At a recent meeting with a developer and his General Contractor, I was faced with a situation where I proposed the use of Mitsubishi Electric’s heating and cooling systems as a solution for renovation of a historic Seacoast NH building consisting of six apartments. Conventional systems would be difficult to nearly impossible in two of the apartments (due to bulky ductwork with nowhere to put it) so I proposed a mixture of floor mounted and high wall ductless units to heat and cool the various rooms. I was met with some resistance to the aesthetics of ductless units by the developer/owner, further strengthened by the GC’s astute observation and experience that “mini-splits are good for cooling but suck for heating.” If you ever want to get me going on a conversation about HVAC, just utter those words and prepare to be schooled!
There are common misconceptions about mini-splits. Originally pioneered by the Japanese in the 1970s, mini-split systems were utilized primarily for “spot cooling” and some light-duty heating capabilities throughout Asia, and eventually throughout Europe and the Caribbean. These systems were (and still are) often installed by untrained “professionals” who slung refrigerant lines between the indoor and outdoor portions, illegally purged out the refrigerant, and powered the systems up. While “mini-splits” continue to be installed by untrained hacks across the globe, the professional ductless field has blossomed from a very specific use for limited spot cooling (at one point capping out at 12,000BTUs or 1-Ton of capacity), into a fully customizable and robust solution for homes, offices, and basically any other multi-residential or commercial application that exists. It is time for consumers and builders to let go of the “mini-split” mindset, and to accept ductless (and ducted) inverter technology as a valid, efficient, viable, and quiet method to heat and cool the Northeast, and all of the US.
We promote and install Mitsubishi Electric systems, but there are several manufacturers out there making a similar product. Let’s take a look at a no-name mini-split vs a Mitsubishi Electric solution, to see why developers, GCs, and homeowners need to be educated on how multifaceted these systems have become…

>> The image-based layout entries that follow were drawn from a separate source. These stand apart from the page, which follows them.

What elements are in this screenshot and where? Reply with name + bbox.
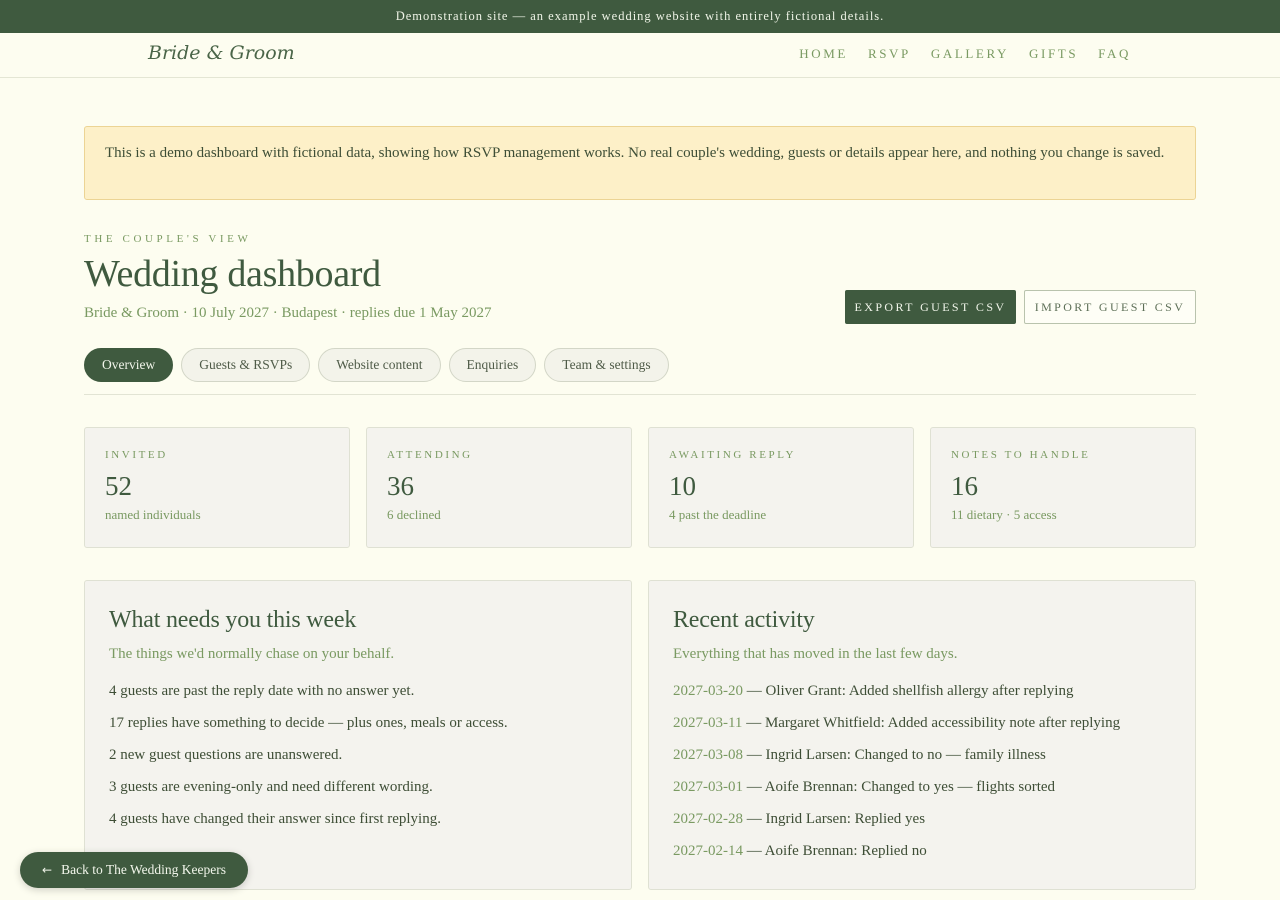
stat-card-attending: ATTENDING 36 6 declined xyxy=(366,427,632,548)
activity-date: 2027-03-20 xyxy=(673,683,743,699)
activity-item: 2027-03-11 — Margaret Whitfield: Added a… xyxy=(673,713,1171,733)
back-to-wedding-keepers-button[interactable]: ← Back to The Wedding Keepers xyxy=(20,852,248,888)
activity-text: — Ingrid Larsen: Replied yes xyxy=(743,811,926,827)
this-week-panel: What needs you this week The things we'd… xyxy=(84,580,632,890)
stat-label: INVITED xyxy=(105,449,168,461)
activity-list: 2027-03-20 — Oliver Grant: Added shellfi… xyxy=(673,681,1171,861)
panel-title: What needs you this week xyxy=(109,607,357,633)
list-item: 17 replies have something to decide — pl… xyxy=(109,715,508,731)
activity-item: 2027-02-28 — Ingrid Larsen: Replied yes xyxy=(673,809,1171,829)
activity-date: 2027-03-01 xyxy=(673,779,743,795)
activity-date: 2027-02-14 xyxy=(673,843,743,859)
stat-card-notes: NOTES TO HANDLE 16 11 dietary · 5 access xyxy=(930,427,1196,548)
panel-title: Recent activity xyxy=(673,607,815,633)
export-csv-button[interactable]: EXPORT GUEST CSV xyxy=(845,290,1016,324)
demo-notice: This is a demo dashboard with fictional … xyxy=(84,126,1196,200)
tab-enquiries[interactable]: Enquiries xyxy=(448,348,537,382)
stat-label: ATTENDING xyxy=(387,449,473,461)
stat-card-awaiting-reply: AWAITING REPLY 10 4 past the deadline xyxy=(648,427,914,548)
stat-subtext: 4 past the deadline xyxy=(669,507,767,522)
back-button-label: Back to The Wedding Keepers xyxy=(61,862,226,877)
page-title: Wedding dashboard xyxy=(84,253,381,295)
arrow-left-icon: ← xyxy=(42,863,53,877)
tab-guests-rsvps[interactable]: Guests & RSVPs xyxy=(181,348,311,382)
import-csv-button[interactable]: IMPORT GUEST CSV xyxy=(1024,290,1196,324)
stat-subtext: 6 declined xyxy=(387,507,441,522)
activity-text: — Oliver Grant: Added shellfish allergy … xyxy=(743,683,1074,699)
activity-text: — Aoife Brennan: Changed to yes — flight… xyxy=(743,779,1056,795)
activity-text: — Ingrid Larsen: Changed to no — family … xyxy=(743,747,1046,763)
stat-value: 52 xyxy=(105,471,132,501)
wedding-details: Bride & Groom · 10 July 2027 · Budapest … xyxy=(84,305,492,321)
activity-item: 2027-02-14 — Aoife Brennan: Replied no xyxy=(673,841,1171,861)
activity-item: 2027-03-20 — Oliver Grant: Added shellfi… xyxy=(673,681,1171,701)
activity-date: 2027-02-28 xyxy=(673,811,743,827)
recent-activity-panel: Recent activity Everything that has move… xyxy=(648,580,1196,890)
tab-website-content[interactable]: Website content xyxy=(318,348,441,382)
site-navbar: Bride & Groom HOME RSVP GALLERY GIFTS FA… xyxy=(0,33,1280,78)
list-item: 4 guests have changed their answer since… xyxy=(109,811,441,827)
nav-link-gallery[interactable]: GALLERY xyxy=(931,46,1009,62)
tab-team-settings[interactable]: Team & settings xyxy=(544,348,669,382)
list-item: 3 guests are evening-only and need diffe… xyxy=(109,779,433,795)
stat-value: 36 xyxy=(387,471,414,501)
stat-subtext: 11 dietary · 5 access xyxy=(951,507,1057,522)
todo-list: 4 guests are past the reply date with no… xyxy=(109,681,607,829)
nav-link-gifts[interactable]: GIFTS xyxy=(1029,46,1078,62)
tab-overview[interactable]: Overview xyxy=(84,348,174,382)
stat-subtext: named individuals xyxy=(105,507,201,522)
stat-value: 16 xyxy=(951,471,978,501)
activity-text: — Aoife Brennan: Replied no xyxy=(743,843,927,859)
list-item: 2 new guest questions are unanswered. xyxy=(109,747,343,763)
activity-item: 2027-03-08 — Ingrid Larsen: Changed to n… xyxy=(673,745,1171,765)
nav-link-rsvp[interactable]: RSVP xyxy=(868,46,911,62)
nav-link-home[interactable]: HOME xyxy=(799,46,848,62)
list-item: 4 guests are past the reply date with no… xyxy=(109,683,415,699)
brand-logo[interactable]: Bride & Groom xyxy=(148,42,295,64)
stat-label: NOTES TO HANDLE xyxy=(951,449,1091,461)
demo-banner: Demonstration site — an example wedding … xyxy=(0,0,1280,33)
stat-card-invited: INVITED 52 named individuals xyxy=(84,427,350,548)
activity-date: 2027-03-08 xyxy=(673,747,743,763)
activity-text: — Margaret Whitfield: Added accessibilit… xyxy=(742,715,1121,731)
nav-links: HOME RSVP GALLERY GIFTS FAQ xyxy=(799,46,1131,62)
stat-value: 10 xyxy=(669,471,696,501)
panel-subtitle: The things we'd normally chase on your b… xyxy=(109,646,395,662)
page-eyebrow: THE COUPLE'S VIEW xyxy=(84,233,252,245)
stat-label: AWAITING REPLY xyxy=(669,449,796,461)
nav-link-faq[interactable]: FAQ xyxy=(1098,46,1131,62)
tabs-divider xyxy=(84,394,1196,395)
panel-subtitle: Everything that has moved in the last fe… xyxy=(673,646,958,662)
activity-item: 2027-03-01 — Aoife Brennan: Changed to y… xyxy=(673,777,1171,797)
activity-date: 2027-03-11 xyxy=(673,715,743,731)
dashboard-tabs: Overview Guests & RSVPs Website content … xyxy=(84,348,669,382)
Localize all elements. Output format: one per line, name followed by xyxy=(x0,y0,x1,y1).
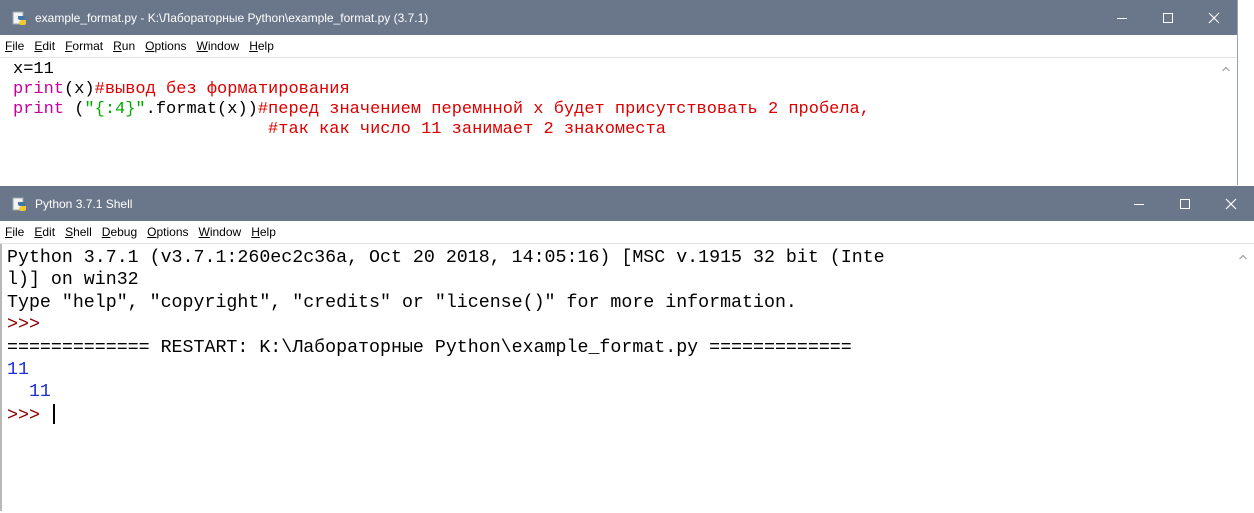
shell-text-area[interactable]: Python 3.7.1 (v3.7.1:260ec2c36a, Oct 20 … xyxy=(0,244,1254,511)
editor-titlebar[interactable]: example_format.py - K:\Лабораторные Pyth… xyxy=(0,0,1237,35)
menu-options[interactable]: Options xyxy=(147,225,188,239)
maximize-button[interactable] xyxy=(1162,186,1208,221)
menu-window[interactable]: Window xyxy=(199,225,242,239)
shell-prompt: >>> xyxy=(7,405,40,426)
minimize-icon xyxy=(1134,203,1144,205)
python-icon xyxy=(12,196,28,212)
minimize-button[interactable] xyxy=(1116,186,1162,221)
code-line-1: x=11 xyxy=(13,60,54,79)
shell-titlebar[interactable]: Python 3.7.1 Shell xyxy=(0,186,1254,221)
close-button[interactable] xyxy=(1208,186,1254,221)
close-button[interactable] xyxy=(1191,0,1237,35)
menu-run[interactable]: Run xyxy=(113,39,135,53)
code-line-2: print(x)#вывод без форматирования xyxy=(13,80,350,99)
menu-help[interactable]: Help xyxy=(251,225,276,239)
minimize-button[interactable] xyxy=(1099,0,1145,35)
editor-window: example_format.py - K:\Лабораторные Pyth… xyxy=(0,0,1238,185)
code-line-3: print ("{:4}".format(x))#перед значением… xyxy=(13,100,870,119)
restart-line: ============= RESTART: K:\Лабораторные P… xyxy=(7,337,852,358)
shell-prompt: >>> xyxy=(7,315,40,336)
shell-menubar: File Edit Shell Debug Options Window Hel… xyxy=(0,221,1254,244)
menu-options[interactable]: Options xyxy=(145,39,186,53)
menu-file[interactable]: File xyxy=(5,39,24,53)
menu-format[interactable]: Format xyxy=(65,39,103,53)
scroll-up-icon[interactable] xyxy=(1238,247,1248,260)
code-line-4: #так как число 11 занимает 2 знакоместа xyxy=(268,120,666,139)
menu-edit[interactable]: Edit xyxy=(34,39,55,53)
text-cursor xyxy=(52,403,55,424)
output-line: 11 xyxy=(7,382,51,403)
shell-banner-line-3: Type "help", "copyright", "credits" or "… xyxy=(7,292,797,313)
close-icon xyxy=(1225,198,1237,209)
maximize-button[interactable] xyxy=(1145,0,1191,35)
minimize-icon xyxy=(1117,17,1127,19)
shell-window: Python 3.7.1 Shell File Edit Shell Debug… xyxy=(0,186,1254,513)
python-icon xyxy=(12,10,28,26)
menu-window[interactable]: Window xyxy=(197,39,240,53)
output-line: 11 xyxy=(7,360,29,381)
maximize-icon xyxy=(1163,12,1173,23)
menu-file[interactable]: File xyxy=(5,225,24,239)
editor-window-title: example_format.py - K:\Лабораторные Pyth… xyxy=(35,10,429,25)
shell-banner-line-1: Python 3.7.1 (v3.7.1:260ec2c36a, Oct 20 … xyxy=(7,248,885,268)
maximize-icon xyxy=(1180,198,1190,209)
close-icon xyxy=(1208,12,1220,23)
menu-edit[interactable]: Edit xyxy=(34,225,55,239)
scroll-up-icon[interactable] xyxy=(1221,61,1231,72)
menu-help[interactable]: Help xyxy=(249,39,274,53)
menu-shell[interactable]: Shell xyxy=(65,225,92,239)
shell-input-line[interactable]: >>> xyxy=(7,403,1254,427)
editor-text-area[interactable]: x=11 print(x)#вывод без форматирования pri… xyxy=(0,58,1237,184)
menu-debug[interactable]: Debug xyxy=(102,225,137,239)
shell-window-title: Python 3.7.1 Shell xyxy=(35,196,133,211)
editor-menubar: File Edit Format Run Options Window Help xyxy=(0,35,1237,58)
shell-banner-line-2: l)] on win32 xyxy=(7,270,139,291)
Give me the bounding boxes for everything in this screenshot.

|“MINI-SPLITS”||MITSUBISHI ELECTRIC DUCTLESS AND DUCTED SOLUTIONS|
|Cooling-only, or efficient heating to around 30F outdoor temp||Efficient cooling and heating down to -13F outdoor temps (and below)|
|One room/area on a single outdoor unit||Up to eight areas with their own zones on a single outdoor unit|
|Wall mounted units only||Wall, floor, ceiling, ducted, constantly evolving|
|Installed by hacks or DIY||Installed by licensed, trained, and certified professionals|
|Warranty? Hah!||12YR parts warranty when installed by Diamond Contractor|
|Remote Controller||Basic controller, wall mounted thermostats, Wi-Fi options|
|Aesthetically unpleasing both indoors and out||Clean installations that blend in and “disappear” in homes|
As we tend to be in many tech-based arenas, the US lags behind Europe and Asia in HVAC advancements, adapting slowly to the ever-improving tech that surrounds my industry. The American market for VRF in commercial buildings is around 3%, where much of Europe, China, and Japan it represents north of 70% in commercial applications. VRF is the “big-brother” of residential ductless solutions, utilizing much of the same exact method and technology, just on a larger scale. My point here is that the problem with utilizing ductless and inverter heat pump systems here in the Seacoast is not whether or not they will work, it is whether or not the homeowner, building owner, or GC has been educated on how effective and efficient these systems have become. In the Seacoast NH alone, we have installed the following in the past few years…
- Hundreds of single-family retrofit Mitsubishi Electric Hyper Heat systems being used as PRIMARY heat in homes with no backup or electric heat.
- Dozens of single-family new construction homes with Mitsubishi Hyper Heat Electric systems for heat/cool.
- 16 Apartment Mill Renovation in Somersworth with Mitsubishi Hyper Heat Electric systems for heat/cool.
- 96 Apartment Construction in Exeter with Mitsubishi Electric Hyper Heat systems for heat/cool.
- 55 Apartment Mill Renovation in Dover with Mitsubishi Electric Hyper Heat systems for heat/cool.
- 16 Apartments in Portsmouth with Mitsubishi Electric Hyper Heat systems for heat/cool.
This past winter, the Seacoast saw temperatures dip as low as they have in years, and they stayed there for extended periods of time (let’s not forget the snow storms that were part of that mix). During those stretches, we did not have a single Mitsubishi Electric Hyper-Heat system “crap out” or run out of capacity. Though the nay-sayers claim they “suck for heating,” our systems were designed properly and all performed above expectation. Already being a believer in this technology, these stretches of extreme weather only further cemented in my mind that we will continue marketing, educating, and proposing the use of these systems in the Northeast, positioning East Coast Heating & AC as the go-to HVAC contractor for all things Mitsubishi. I will continue to educate and train our staff as the ductless market develops, so we can remain on top of the latest methods, technology, and certifications available to contractors.
If you see me out and about and have an hour to kill (and a tolerance for listening to me vent), mention how “mini-splits” just aren’t a REAL heat/cool solution, and we can chat for a while.